3 pieces it’s fun to revisit Bridget Jones toast

Snowden (R)
Starring: Joseph Gordon-Levitt, Shaleene Woodley, Melissa Leo, Zachary Quinto, Tom Wilkinson
Director: Oliver Stone
Anyone who has seen Oliver Stone’s fact-based movies (JFK. Nixon, Born On the Fourth of July) knows that he presents his personal vision of “what really happened” onscreen. This is especially true with Snowden, where he depicts the covert events surrounding an NSA consultant’s leaking of classified information regarding the covert spying of millions of Americans as a taut thriller instead of the very ordinary and mind-numbingly boring reality of the day-to-day work. The result is a movie where self-anointed “patriots” purposefully planned scheme to subvert laws and agency guidelines and lie about it to Congress and the American people is the real story, and a “low-level clerk” named Snowden comes across as the straw man “hero” who pulls back the curtain to tell the tale.
2 and 1/2 pieces of a drama not a documentary toast

‘Blair Witch’ (R)
Starring: Brandon Scott, Wes Robinson, Valerie Curry, James Allen McCune
Director: Adam Wingard
With slightly better cameras, the brother of a missing filmmaker and his friends unwisely head into the same Maryland forest to make a movie that is almost exactly like the first film.
Gil didn’t bother to screen this one, and suggests you avoid it too

Mr.
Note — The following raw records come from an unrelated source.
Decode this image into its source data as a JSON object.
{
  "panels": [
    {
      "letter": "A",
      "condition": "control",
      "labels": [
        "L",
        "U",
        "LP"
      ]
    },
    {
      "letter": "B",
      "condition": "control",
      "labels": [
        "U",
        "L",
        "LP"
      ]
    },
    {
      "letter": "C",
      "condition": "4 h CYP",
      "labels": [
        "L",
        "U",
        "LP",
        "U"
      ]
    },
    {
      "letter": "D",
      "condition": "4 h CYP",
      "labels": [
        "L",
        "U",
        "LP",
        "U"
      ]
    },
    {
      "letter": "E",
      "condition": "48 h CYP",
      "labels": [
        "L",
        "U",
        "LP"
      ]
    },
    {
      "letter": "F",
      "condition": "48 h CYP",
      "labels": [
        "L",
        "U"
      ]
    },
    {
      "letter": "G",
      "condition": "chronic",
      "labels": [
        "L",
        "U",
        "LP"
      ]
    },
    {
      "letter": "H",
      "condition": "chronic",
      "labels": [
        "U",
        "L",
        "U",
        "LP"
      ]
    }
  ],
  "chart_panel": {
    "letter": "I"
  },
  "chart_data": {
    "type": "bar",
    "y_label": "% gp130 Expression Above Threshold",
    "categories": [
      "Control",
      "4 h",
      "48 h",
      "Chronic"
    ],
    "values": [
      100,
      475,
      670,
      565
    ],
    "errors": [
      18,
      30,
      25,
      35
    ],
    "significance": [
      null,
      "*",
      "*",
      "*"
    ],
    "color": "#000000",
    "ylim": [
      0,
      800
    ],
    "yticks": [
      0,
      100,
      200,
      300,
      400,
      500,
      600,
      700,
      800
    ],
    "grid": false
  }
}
Church (PG-13)
Starring: Eddie Murphy, Natasha McElhone, Natallie Coughlin, Britt Robertson
Director: Bruce Beresford
The Australian director who brought us Morgan Freeman as the dutiful African-American chauffeur in Driving Miss Daisy, presents Eddie Murphy in essentially the same role as the cook/caregiver for a white family. To make the story of a wealthy man who “bequeaths” his cook to his ailing lover and her family, the film is set in 1970. The stipulation of the “bequest” is that Mr. Church will be “free of any obligation” once the woman dies—but she keeps on living—for decades. I found the story of a jolly indentured servant (aka “slave”), about as palatable as Disney’s long-banned movie Song of the South, where actor James Baskett became the first African-American actor to win an Oscar for his role as the zippidy-do-dah singing storyteller, Uncle Remus. Murphy is good in this film, but until the last few minutes, he is the only Black person with a speaking part.
1 and 1/2 pieces of what is billed as “family fare” toast

Hollars (R)
Starring: John Krasinski
Director: John Krasinski, Adam Wingard
John Krasinski’s sophmore slump as director of Hollars is so saccharinely predictable, that the State of Ohio might consider erecting billboards explaining that it isn’t anything like the place portrayed onscreen. The storyline involves a New York graphic novelist returning to his Ohio hometown to care for his ailing mother, reconnect with high school friends and foes, and become the obsessive object for a former girlfriend while his current lover reveals she is pregnant. The film should be stamped with the word “INDIE” in bright, florescent colors to warn unsuspecting ticket buyers. It’s not awful (the cast is great), but it’s not that good either.